Vector results get 60% weight, FTS gets 40%. A chunk that ranks high in both systems gets the best combined score. This works well without needing to normalize the different score scales (BM25 scores have a completely different range than cosine distances).

#The SDK

If you want to build something similar, the SDK is the interesting part. It has no model dependency. You bring your own embedding function:

import { CodeIndex } from "codemogger";

const db = new CodeIndex({
  dbPath: "./my-project.db",
  embedder: async (texts: string[]): Promise<number[][]> => {
    // Use any embedding model: local HuggingFace, OpenAI, Cohere, etc.
    return yourEmbedFunction(texts);
  },
  embeddingModel: "your-model-name",
});

// Index a codebase (incremental, only re-processes changed files)
const result = await db.index("/path/to/project");
console.log(`${result.chunks} chunks from ${result.files} files in ${result.duration}ms`);

// Semantic search
const results = await db.search("authentication middleware", {
  mode: "semantic",
  limit: 10,
  includeSnippet: true,
});

for (const r of results) {
  console.log(`${r.filePath}:${r.startLine} [${r.kind}] ${r.name} (score: ${r.score})`);
}

// Keyword search
const exact = await db.search("BTreeCursor", {
  mode: "keyword",
  limit: 5,
});

await db.close();

The embedder function takes a batch of strings and returns a batch of vectors. That's the whole interface. You can swap models without changing anything else. The SDK handles chunking, incremental indexing (files tracked by SHA-256 hash), stale data cleanup, and the FTS/vector hybrid search.

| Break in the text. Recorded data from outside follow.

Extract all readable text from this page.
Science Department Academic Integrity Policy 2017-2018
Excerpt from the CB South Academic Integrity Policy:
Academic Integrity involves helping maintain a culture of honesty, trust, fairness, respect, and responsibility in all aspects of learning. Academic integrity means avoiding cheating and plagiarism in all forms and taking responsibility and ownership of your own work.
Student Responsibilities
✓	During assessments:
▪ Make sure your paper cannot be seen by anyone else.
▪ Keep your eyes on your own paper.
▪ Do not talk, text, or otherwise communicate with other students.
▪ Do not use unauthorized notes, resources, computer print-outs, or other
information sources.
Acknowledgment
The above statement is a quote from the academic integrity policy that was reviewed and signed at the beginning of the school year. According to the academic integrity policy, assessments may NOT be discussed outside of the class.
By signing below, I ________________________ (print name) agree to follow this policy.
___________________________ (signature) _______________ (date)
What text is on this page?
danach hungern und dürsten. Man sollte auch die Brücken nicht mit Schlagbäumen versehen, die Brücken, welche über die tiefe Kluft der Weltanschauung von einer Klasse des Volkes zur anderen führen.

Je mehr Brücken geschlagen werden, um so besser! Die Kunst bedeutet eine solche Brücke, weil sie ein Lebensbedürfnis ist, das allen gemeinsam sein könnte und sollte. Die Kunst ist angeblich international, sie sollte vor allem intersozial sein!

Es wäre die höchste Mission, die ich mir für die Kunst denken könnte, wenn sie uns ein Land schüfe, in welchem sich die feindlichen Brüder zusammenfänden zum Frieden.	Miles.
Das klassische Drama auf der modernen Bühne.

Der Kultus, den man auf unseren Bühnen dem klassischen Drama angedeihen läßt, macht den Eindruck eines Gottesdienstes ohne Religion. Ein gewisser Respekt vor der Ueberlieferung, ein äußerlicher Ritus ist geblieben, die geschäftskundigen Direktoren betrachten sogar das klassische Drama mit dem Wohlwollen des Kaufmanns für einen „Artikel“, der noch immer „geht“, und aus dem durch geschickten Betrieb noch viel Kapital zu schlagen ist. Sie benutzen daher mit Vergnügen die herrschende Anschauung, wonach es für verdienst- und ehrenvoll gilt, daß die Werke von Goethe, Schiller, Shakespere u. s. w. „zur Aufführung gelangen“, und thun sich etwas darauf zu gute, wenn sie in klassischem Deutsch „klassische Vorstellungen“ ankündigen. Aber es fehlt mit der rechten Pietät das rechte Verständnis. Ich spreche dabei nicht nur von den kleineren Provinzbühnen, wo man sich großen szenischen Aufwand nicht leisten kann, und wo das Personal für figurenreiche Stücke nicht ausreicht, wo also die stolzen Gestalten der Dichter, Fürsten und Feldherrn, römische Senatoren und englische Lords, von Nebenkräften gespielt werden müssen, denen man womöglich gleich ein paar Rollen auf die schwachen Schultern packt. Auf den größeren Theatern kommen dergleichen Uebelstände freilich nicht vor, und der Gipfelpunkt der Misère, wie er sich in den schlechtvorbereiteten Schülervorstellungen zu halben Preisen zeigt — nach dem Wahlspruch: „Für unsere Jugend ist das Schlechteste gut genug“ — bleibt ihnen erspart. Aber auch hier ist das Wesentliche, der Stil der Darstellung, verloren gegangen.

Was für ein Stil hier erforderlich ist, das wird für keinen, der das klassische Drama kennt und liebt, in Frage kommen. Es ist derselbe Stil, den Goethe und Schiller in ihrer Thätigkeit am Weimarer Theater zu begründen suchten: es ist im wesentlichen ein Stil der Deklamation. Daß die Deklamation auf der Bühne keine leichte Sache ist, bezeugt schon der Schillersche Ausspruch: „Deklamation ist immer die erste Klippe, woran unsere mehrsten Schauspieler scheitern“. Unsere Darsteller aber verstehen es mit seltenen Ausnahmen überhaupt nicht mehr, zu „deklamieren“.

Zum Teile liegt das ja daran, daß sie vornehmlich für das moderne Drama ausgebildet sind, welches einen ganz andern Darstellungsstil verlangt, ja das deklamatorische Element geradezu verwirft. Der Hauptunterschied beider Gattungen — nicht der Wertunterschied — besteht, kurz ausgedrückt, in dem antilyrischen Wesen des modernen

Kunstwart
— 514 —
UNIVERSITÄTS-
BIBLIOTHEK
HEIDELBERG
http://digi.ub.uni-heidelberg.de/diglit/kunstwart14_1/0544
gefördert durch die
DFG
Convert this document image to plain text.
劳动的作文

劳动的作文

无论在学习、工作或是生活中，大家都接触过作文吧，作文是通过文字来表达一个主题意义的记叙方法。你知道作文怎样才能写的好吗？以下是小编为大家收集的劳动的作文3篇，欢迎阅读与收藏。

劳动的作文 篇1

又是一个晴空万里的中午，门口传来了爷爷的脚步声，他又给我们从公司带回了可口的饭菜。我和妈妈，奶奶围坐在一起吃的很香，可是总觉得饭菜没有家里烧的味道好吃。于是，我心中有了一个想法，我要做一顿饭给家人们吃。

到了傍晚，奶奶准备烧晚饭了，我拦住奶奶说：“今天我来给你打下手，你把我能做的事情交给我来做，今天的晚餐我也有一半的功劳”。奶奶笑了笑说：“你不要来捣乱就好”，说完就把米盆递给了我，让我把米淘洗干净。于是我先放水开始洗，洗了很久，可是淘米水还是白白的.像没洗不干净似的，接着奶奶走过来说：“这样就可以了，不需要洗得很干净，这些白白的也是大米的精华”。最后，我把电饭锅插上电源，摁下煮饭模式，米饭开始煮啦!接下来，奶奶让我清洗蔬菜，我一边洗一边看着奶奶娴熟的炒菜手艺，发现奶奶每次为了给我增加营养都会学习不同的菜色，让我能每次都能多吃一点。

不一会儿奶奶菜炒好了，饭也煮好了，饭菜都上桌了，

This design is possible because Turso gives you vector search and FTS in a single embedded database. You're not coordinating between a relational store for metadata, a vector database for embeddings, and a search engine for text. It's all in one file, one connection, one set of SQL queries.

#Where to go from here?

Codemogger is one specific thing (a code search engine for agents), but the pattern generalizes. Anything that needs semantic search over structured content can use the same approach:

  • Documentation search: chunk docs by section, embed them, search by meaning
  • Log analysis: embed log entries, find similar errors across time
  • Codebase Q&A: combine code search with an LLM for "explain this function" workflows
  • Local RAG: index your notes, papers, or any text corpus and retrieve relevant passages

The key property is that it's all local. One .db file, no network calls for search, no external services to manage. You can copy the file, back it up, version it, or ship it to another machine. That's the SQLite model, extended with the vector and text search primitives that these workloads need.

If you want to try codemogger, it's at github.com/glommer/codemogger. If you want to build your own version of this for a different use case, grab Turso and start with vector8() and fts_match().